Peter Lee
Peter Lee was a local politician, trade union leader, and social reformer.
Peter was born in July 1864 at Duff Heap Row in Trimdon Grange. Duff Heap Row consisted of five primitive miners’ dwellings on the edge of the pit heap. Duff refers to a local word for fine coal dust that hangs in the air. In time, Duff Heap Row was engulfed by the slag heap. No photos exist, but here you can see how close the village stood in relation to the coal waste.
At the age of 10 Peter began work as a boy miner, alongside his father at Littletown, near Pittington in August 1874. He later recorded in his diary that over the period of his working life he had worked in 39 coal seams in 27 pits.
At only 23 years of age, he was elected by Wingate Lodge as a Delegate to the Miners’ Council of the Durham Miners’ Association. As a delegate he saw the DMA leadership in action, which then meant General Secretary William Crawford, Treasurer John Wilson and almost 200 fellow delegates.
In 1902 he began work as Checkweighman at Wheatley Hill Colliery, a role he kept until 1921 when he left to become an Agent for Durham Miners Association. This necessitated the family move from Miners Villas in Wheatley Hill to Bedes Rest in Durham where he lived for the remainder of his life.
As one of seven full-time Durham Miners’ Association Agents, his role was to liaise between the union HQ in Durham and the individual colliery lodges. It wasn’t until 1930 that he became the senior figure in the DMA, succeeding W P Richardson as General Secretary. He was also elected to the Presidency of the Miners’ Federation of Great Britain in 1933, succeeding Ebby Edwards.
Peter Lee’s political career began in 1903 when he was elected to Wheatley Hill Parish Council. Wheatley Hill was typical of the east Durham colliery villages of the time. Its streets were described as a ‘joke’. There were dirt tracks rather than made-up roads and open channels in the back alleys to take away waste water.
In 1907 Peter Lee was elected to Easington Rural District Council. He also became Chairman of the local Co-operative Society, and it was through this role that he brought about significant changes to the railway station at Thornley Crossings.

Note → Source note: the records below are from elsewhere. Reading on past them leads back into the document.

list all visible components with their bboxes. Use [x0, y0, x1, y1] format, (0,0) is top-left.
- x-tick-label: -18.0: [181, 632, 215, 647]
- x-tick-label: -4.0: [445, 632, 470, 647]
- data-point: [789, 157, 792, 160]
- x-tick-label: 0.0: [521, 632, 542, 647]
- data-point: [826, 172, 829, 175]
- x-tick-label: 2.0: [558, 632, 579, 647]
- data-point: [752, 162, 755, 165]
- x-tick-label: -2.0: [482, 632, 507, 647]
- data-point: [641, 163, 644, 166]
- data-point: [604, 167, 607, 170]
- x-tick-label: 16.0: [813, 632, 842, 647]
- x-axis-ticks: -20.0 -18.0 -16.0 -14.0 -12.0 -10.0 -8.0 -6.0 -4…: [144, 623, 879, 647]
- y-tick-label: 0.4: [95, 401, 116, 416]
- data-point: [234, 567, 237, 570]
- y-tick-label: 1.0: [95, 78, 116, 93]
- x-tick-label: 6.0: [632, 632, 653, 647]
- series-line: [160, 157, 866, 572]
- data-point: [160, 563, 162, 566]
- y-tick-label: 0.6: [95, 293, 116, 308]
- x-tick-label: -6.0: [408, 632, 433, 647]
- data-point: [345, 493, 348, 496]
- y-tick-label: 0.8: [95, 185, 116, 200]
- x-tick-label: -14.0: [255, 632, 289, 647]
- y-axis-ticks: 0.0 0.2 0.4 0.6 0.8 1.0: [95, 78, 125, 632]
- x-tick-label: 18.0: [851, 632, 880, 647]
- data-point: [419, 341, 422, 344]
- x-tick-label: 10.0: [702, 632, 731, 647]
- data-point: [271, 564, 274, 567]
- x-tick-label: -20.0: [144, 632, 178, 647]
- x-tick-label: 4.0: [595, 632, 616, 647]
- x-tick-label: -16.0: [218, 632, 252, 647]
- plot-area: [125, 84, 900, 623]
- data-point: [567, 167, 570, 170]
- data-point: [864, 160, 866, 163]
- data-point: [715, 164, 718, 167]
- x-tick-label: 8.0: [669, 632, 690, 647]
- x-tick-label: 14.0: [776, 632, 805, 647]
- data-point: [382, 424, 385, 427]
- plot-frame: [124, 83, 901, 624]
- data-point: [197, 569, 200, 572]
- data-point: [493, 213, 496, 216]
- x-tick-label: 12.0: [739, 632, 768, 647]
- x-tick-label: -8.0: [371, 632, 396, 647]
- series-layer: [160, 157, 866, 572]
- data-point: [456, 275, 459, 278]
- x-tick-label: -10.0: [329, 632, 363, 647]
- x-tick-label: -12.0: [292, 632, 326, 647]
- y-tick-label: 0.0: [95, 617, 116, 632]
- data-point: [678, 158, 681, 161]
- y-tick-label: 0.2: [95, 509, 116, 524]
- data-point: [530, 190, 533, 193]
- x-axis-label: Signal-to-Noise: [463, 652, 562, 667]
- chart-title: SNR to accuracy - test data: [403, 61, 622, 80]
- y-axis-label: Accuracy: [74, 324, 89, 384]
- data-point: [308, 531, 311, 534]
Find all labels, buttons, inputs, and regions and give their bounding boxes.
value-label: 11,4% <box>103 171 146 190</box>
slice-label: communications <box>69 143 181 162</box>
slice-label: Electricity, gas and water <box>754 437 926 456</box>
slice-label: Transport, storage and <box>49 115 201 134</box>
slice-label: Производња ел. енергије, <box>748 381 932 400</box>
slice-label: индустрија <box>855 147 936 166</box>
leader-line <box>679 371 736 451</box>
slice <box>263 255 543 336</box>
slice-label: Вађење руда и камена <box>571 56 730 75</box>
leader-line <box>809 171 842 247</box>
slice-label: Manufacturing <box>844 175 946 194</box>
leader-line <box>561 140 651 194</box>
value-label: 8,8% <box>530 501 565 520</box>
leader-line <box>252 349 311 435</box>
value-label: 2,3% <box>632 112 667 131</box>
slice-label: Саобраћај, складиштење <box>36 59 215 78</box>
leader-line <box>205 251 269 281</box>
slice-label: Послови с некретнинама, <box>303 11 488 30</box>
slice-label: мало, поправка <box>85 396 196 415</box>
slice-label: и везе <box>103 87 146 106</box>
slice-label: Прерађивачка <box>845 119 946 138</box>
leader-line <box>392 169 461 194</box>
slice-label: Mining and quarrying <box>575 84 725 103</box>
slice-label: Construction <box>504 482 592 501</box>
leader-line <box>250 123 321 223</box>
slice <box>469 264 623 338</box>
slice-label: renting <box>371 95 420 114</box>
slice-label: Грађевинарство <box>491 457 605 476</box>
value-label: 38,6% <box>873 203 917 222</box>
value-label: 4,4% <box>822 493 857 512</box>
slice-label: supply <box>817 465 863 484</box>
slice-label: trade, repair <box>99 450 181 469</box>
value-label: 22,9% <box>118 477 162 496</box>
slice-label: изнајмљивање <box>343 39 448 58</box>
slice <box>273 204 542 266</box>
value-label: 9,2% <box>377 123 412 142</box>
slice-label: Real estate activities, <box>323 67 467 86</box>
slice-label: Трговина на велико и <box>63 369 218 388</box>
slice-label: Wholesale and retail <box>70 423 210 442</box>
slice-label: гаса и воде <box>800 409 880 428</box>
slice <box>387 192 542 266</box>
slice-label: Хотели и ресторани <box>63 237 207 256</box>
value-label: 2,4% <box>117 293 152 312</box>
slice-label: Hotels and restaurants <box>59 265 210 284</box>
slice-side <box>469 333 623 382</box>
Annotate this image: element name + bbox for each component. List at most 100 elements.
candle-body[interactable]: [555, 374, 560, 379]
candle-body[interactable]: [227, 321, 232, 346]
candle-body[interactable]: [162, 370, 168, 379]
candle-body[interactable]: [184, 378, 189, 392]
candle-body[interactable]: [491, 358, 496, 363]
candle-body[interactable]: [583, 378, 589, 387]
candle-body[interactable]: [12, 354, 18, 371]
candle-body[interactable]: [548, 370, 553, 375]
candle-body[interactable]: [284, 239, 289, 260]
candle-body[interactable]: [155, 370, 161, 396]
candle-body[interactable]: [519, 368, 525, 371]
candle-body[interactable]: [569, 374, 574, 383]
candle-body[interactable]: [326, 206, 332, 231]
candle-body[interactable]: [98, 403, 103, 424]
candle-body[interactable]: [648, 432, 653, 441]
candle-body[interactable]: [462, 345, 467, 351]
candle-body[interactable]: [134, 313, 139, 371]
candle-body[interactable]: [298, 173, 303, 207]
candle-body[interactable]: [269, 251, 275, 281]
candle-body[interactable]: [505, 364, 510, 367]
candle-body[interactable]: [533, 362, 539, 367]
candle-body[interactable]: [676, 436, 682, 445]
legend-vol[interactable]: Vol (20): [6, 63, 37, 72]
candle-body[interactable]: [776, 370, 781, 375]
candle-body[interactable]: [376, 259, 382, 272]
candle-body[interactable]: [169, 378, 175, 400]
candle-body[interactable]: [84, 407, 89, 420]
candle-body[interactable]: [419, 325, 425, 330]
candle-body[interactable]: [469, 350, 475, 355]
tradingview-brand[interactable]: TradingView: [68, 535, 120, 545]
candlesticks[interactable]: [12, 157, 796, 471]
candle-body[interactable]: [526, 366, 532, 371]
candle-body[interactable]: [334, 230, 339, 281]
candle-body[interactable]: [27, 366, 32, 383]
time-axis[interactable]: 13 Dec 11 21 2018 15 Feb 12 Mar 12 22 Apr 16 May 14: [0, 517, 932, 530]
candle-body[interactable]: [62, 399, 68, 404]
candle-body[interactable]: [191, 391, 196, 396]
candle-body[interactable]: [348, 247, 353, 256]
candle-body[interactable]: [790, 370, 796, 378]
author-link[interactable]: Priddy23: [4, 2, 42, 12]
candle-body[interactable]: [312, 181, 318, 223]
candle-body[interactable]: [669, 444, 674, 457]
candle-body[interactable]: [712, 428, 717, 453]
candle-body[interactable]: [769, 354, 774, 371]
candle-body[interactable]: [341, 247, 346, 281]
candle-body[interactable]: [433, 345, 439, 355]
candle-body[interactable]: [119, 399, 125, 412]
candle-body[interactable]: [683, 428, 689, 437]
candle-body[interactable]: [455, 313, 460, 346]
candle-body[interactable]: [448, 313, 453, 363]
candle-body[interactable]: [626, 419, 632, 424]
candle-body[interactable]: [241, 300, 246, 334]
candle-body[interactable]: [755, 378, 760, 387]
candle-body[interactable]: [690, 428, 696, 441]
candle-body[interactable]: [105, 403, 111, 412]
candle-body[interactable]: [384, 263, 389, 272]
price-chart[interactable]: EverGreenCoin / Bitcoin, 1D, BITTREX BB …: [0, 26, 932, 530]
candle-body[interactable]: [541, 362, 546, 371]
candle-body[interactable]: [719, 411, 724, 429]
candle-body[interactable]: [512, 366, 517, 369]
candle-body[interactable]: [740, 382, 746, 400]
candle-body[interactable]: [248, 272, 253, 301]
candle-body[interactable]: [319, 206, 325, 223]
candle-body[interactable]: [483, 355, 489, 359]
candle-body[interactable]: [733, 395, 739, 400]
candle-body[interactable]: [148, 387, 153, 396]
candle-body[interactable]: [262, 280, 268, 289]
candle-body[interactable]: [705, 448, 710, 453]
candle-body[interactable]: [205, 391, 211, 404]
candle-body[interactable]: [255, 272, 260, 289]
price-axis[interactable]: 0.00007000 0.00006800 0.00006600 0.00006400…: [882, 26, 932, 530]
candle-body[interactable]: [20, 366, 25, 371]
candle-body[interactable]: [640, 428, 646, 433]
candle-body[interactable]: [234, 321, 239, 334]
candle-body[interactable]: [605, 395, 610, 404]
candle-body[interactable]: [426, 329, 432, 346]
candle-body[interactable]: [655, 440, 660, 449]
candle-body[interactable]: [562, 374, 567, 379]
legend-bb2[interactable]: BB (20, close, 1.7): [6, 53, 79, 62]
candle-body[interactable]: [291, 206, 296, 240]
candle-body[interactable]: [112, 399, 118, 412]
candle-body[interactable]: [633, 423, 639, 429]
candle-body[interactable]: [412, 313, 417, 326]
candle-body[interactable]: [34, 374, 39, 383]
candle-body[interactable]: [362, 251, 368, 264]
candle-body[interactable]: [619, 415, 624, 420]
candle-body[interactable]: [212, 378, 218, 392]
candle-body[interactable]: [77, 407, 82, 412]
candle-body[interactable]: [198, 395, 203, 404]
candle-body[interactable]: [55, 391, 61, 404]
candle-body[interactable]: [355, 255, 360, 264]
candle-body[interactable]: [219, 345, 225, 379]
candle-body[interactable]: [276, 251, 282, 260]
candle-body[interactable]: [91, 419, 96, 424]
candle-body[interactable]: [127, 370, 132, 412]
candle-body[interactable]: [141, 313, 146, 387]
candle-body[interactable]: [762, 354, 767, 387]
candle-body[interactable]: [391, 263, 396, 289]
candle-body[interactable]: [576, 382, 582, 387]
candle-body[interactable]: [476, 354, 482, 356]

Of course, the station couldn’t be moved – it was two miles away from Thornley! – but the Co-operative Society had shares in the NER railway company and Peter used this leverage to have the station and its approach road upgraded so that goods could be transported more easily. There was no direct road route to Thornley at this time, so when Wheatley Hill burials were carried out, the coffins travelled on the wagonway and mourners took the long way round, via Wingate Lane and the Halfway House to the cemetery at St Bartholomew’s Church, Thornley. This was the only road route from Wheatley Hill to Thornley.
He made sure that Wheatley Hill got its own cemetery in 1907. He saw to it that a new road was built between Thornley and Wheatley Hill, which opened for use in 1909. The road follows the route down from Vincent’s Corner and past St Godric’s RC school, built the same year, and over what was then the Thornley Colliery railway bridge.
Lee arranged for every house in the village to have a tap of its own and was responsible for improvements in street lighting and sewage provision. However, until as late as 1929 and the onset of the Easington Rural District Council’s sewage to the sea scheme – the latter still consisted of the dreaded ash middens.
In 1909, while he continued to work as a miner, he was elected to Durham County Council as representative for the Thornley Ward, which then comprised Thornley, Wheatley Hill and Wingate. In 1917, Peter was elected as Chairman of the local Labour Party, or what was then called the Seaham Labour Division Labour Party. Peter served as Chairman of Durham County Council when it became the first Labour run local authority in Britain in 1919. He stood down as a County Councillor in 1934, leaving an enviable track record of reduced child mortality and huge improvements in health, housing, and social welfare across the board.